AI-generated Iran images are widespread. How do we know what to believe? | Margaret Sullivan
TL;DR
AI-generated videos falsely show Iranian missiles hitting Tel Aviv airport and US soldiers held at gunpoint – both fake, both going massively viral.
Key Points
- Authentic footage gets dismissed as AI fakery while fabrications pass as real – a dual credibility collapse.
- Debunks rarely catch up to the original viral spread; the false impression sticks.
- Media critic Margaret Sullivan outlines three rules for navigating war coverage saturated with synthetic imagery.
Nauti's Take
The real problem is not the AI technology itself but the platform economy: outrage and shock perform better than corrections, so fakes are systematically amplified. Three rules for audiences sound helpful but fix nothing structurally – as long as algorithms reward engagement over accuracy, media literacy is a band-aid on a bullet wound.

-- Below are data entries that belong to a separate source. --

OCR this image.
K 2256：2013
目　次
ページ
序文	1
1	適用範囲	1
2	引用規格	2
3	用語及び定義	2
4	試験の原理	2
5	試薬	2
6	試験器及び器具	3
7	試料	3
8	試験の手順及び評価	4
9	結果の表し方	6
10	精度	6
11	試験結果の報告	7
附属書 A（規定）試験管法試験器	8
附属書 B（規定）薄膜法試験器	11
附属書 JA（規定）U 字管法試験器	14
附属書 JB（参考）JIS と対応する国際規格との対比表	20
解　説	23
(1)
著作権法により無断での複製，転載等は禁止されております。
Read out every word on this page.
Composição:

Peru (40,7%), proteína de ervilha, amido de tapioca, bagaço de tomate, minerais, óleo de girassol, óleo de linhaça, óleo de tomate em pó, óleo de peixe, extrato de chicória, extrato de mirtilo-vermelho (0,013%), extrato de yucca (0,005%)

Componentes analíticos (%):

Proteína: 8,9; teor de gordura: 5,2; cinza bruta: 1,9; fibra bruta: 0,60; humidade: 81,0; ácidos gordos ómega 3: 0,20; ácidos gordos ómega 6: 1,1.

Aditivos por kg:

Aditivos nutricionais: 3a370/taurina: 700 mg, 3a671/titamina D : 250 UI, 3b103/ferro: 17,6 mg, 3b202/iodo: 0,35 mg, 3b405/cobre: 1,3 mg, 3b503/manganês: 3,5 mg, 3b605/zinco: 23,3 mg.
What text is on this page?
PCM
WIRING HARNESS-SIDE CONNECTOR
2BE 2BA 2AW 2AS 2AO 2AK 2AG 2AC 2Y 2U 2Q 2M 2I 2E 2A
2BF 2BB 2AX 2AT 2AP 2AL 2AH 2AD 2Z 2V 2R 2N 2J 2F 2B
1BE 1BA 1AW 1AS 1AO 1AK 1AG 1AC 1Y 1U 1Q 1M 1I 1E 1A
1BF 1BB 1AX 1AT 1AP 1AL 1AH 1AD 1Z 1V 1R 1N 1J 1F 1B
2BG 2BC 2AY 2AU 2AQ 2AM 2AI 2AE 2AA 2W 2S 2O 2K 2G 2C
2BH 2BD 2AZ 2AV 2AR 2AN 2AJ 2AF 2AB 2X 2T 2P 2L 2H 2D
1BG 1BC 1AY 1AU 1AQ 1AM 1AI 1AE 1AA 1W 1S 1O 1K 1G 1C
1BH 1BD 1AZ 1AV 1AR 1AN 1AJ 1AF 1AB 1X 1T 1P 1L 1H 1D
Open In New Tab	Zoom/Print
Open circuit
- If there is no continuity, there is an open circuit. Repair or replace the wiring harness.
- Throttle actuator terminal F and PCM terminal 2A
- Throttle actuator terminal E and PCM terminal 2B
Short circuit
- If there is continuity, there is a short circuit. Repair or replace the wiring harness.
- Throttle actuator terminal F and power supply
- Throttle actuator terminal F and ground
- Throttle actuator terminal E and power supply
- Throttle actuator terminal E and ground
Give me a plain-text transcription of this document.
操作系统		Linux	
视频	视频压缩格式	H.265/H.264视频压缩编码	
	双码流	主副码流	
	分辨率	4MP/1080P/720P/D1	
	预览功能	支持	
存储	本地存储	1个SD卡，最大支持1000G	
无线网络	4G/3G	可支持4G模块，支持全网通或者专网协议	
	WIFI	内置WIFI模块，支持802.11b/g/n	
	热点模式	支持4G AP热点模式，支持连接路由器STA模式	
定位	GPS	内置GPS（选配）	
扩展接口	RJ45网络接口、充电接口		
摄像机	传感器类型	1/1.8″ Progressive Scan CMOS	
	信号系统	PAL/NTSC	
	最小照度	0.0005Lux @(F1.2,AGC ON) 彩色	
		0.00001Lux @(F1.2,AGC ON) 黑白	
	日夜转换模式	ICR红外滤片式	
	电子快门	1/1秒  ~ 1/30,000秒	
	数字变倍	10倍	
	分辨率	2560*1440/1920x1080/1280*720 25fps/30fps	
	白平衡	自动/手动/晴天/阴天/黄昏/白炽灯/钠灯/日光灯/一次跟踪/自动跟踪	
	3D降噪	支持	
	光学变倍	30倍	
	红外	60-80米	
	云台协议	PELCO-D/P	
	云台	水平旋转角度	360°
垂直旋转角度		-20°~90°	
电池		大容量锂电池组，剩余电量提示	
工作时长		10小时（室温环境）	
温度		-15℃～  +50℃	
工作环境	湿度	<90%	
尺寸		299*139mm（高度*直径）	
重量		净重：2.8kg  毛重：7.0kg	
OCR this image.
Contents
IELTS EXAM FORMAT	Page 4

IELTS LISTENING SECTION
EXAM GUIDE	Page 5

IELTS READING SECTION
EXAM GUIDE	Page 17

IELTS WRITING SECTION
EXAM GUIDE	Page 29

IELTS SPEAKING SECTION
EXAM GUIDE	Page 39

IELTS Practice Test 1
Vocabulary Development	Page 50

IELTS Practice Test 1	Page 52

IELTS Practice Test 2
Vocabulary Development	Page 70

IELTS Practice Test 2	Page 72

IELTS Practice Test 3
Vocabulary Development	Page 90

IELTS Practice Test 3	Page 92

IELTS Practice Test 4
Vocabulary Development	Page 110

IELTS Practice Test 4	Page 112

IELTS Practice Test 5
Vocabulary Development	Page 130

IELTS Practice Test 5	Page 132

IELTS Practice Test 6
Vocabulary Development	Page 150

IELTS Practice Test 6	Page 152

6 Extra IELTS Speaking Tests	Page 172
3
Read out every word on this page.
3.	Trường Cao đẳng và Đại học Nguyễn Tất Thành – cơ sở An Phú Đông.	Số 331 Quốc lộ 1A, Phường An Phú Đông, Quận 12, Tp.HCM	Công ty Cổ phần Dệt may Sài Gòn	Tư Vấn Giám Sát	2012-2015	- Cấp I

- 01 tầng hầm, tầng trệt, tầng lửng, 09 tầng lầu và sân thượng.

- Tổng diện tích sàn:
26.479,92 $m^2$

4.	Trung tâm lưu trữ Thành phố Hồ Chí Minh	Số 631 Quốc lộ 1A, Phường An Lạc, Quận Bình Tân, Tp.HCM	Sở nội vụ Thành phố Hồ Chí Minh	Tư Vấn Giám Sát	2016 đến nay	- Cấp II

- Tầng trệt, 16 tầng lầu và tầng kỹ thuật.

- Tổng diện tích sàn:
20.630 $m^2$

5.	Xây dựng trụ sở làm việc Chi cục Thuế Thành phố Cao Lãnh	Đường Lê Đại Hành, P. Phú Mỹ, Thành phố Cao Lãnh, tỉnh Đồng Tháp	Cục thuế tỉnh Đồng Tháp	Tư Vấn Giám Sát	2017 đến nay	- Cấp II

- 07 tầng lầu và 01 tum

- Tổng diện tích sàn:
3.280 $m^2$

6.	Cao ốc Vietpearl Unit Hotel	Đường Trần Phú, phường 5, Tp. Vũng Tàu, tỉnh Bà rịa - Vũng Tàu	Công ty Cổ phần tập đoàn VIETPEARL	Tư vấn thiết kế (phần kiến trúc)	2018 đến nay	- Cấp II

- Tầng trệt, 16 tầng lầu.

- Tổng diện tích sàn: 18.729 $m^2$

What is missing is platform accountability: those who profit from viral disinformation must also bear responsibility for its consequences.
Context
AI tools have reduced the barrier to producing conflict disinformation to near zero – convincing war footage can be fabricated in minutes by anyone. This is not an abstract media literacy issue: false depictions of attacks or prisoners can generate political pressure, move markets, and trigger real-world escalation. The asymmetry is the core problem – a fake spreads in hours, a fact-check takes days and reaches only a fraction of the original audience.